After leaving the Network18 Group, he founded Quintillion Media, a digital startup that publishes The Quint, along with his wife Ritu Kapur on 8 July 2014.

==Writing==
He has authored three books:

- Super Power? The Amazing Race Between China's Hare and India's Tortoise (Penguin, 2012)
- SuperEconomies: America, India, China, and the Future of the World (Penguin, 2016)
- Super Century: What India Must Do to Rise by 2050 (Penguin, 2019)

==Awards==
- In 1994, the World Economic Forum called Raghav a Global Leader of Tomorrow, and he won India's Sanskriti Award for Journalism.
- In 2007, he was named Ernst & Young's Entrepreneur of the Year for Business Transformation.
- In 2008, he won the Indian Telly Award for Lifetime Contribution to Indian Television.
- In 2011, he won the All India Management Association's Media Person of the Year award, as well as the Bombay Management Association's prize for Entrepreneur of the Year.
- In 2017, he won the ISOMES SAMMAN by BAG Network24's in their Media Fest "MANTHAN".

== Controversy ==

- The Income tax department had raided Bahl's premises in Noida in October 2018 on charges of "bogus long term capital gains (LTCG) received by various beneficiaries" and other charges of tax evasion.
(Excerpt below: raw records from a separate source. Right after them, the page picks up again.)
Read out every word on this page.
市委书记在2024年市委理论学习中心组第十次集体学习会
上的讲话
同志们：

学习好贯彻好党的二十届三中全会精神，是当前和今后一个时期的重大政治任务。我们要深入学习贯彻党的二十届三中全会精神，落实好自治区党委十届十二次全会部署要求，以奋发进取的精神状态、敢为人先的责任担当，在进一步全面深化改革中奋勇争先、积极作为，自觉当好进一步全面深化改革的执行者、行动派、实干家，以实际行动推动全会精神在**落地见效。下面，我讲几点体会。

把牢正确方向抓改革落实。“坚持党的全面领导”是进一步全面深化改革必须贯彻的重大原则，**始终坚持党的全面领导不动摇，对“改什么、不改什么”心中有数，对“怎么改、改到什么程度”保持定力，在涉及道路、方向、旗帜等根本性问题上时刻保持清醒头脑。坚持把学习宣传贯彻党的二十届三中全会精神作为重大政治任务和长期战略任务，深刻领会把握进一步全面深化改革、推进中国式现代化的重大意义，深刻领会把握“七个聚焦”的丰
Bahl provided his statement in October 2018 on the baseless allegations/ charges pursuant to which the IT raids were conducted.

- Bahl had allegedly made ₹1.14 billion out of an investment of ₹30.3 million made in a penny stock company called PMC Fincorp that was promoted by a certain Raj Kumar Modi in 2011. Raj Kumar Modi is managing director of PMC Fincorp. In this regard, Bahl had filed a settlement application with the Securities and Exchange Board of India in relation to the alleged violation of the applicable SEBI regulations. In accordance with the applicable regulatory framework, Bahl vide order dated July 13, 2021, without admitting the findings of SEBI, settled the proceedings under the SEBI (Settlement Proceedings) Regulations, 2018.
- ED initiated a preliminary inquiry against Bahl regarding a case of alleged Money Laundering. Bahl vide letter dated June 8, 2019 to Mrs. Nirmala Sitharaman, the Finance Minister of India, had clarified that the full details in relation to the preliminary inquiry in the alleged Money Laundering case had been duly submitted to the authorities and that there was no wrongdoing on his part.
- Bahl had filed a petition with the Delhi High Court [W.P.(CRL) 2392/2021 & CRL.M.A. 19314-19316/2021] seeking quashing of the inquiry being undertaken by the ED. The Delhi High Court vide its order dated December 3, 2021 noted that “it has been submitted on behalf of the petitioner that in as much as the predicate offence does not exist, the proceedings in relation to the investigation being conducted by the Enforcement of Directorate cannot continue”. Mukul Rohatgi appearing on behalf of Bahl submitted, “I have told them that black money proceedings are pending in the Supreme Court and are likely to be quashed now in view of the acceptance by the IT Department itself. They are now saying you give me material of your businesses from 2005 which have nothing to do with this issue. If the predicate offence itself does not subsist anymore because 2018-19 return has been fully accepted, why should this [ED] proceeding go on when I have given the full replies”.
- The Delhi High Court [W.P.(CRL) 2392/2021, CRL.M.A. 19314/2021, CRL.M.A. 14701/2022, CRL.M.A. 25294/2022, CRL.M.A. 14700/2022] vide its order dated January 23, 2023 inter alia held that "the petitioner is seeking quashing of ECIR and according to the Supreme Court in ‘Kirit Shrimankar vs U.O.I’ in W.P.(Crl) 109/2013 has held that a writ remedy on account of issuance of summons at the stage of investigation/enquiry is highly premature”. Further, the Delhi High Court vide the order dated January 23, 2023 held that “whether there is generation of proceeds of crime or not is being investigated and for the aforesaid reasons, the petition as of today is premature”.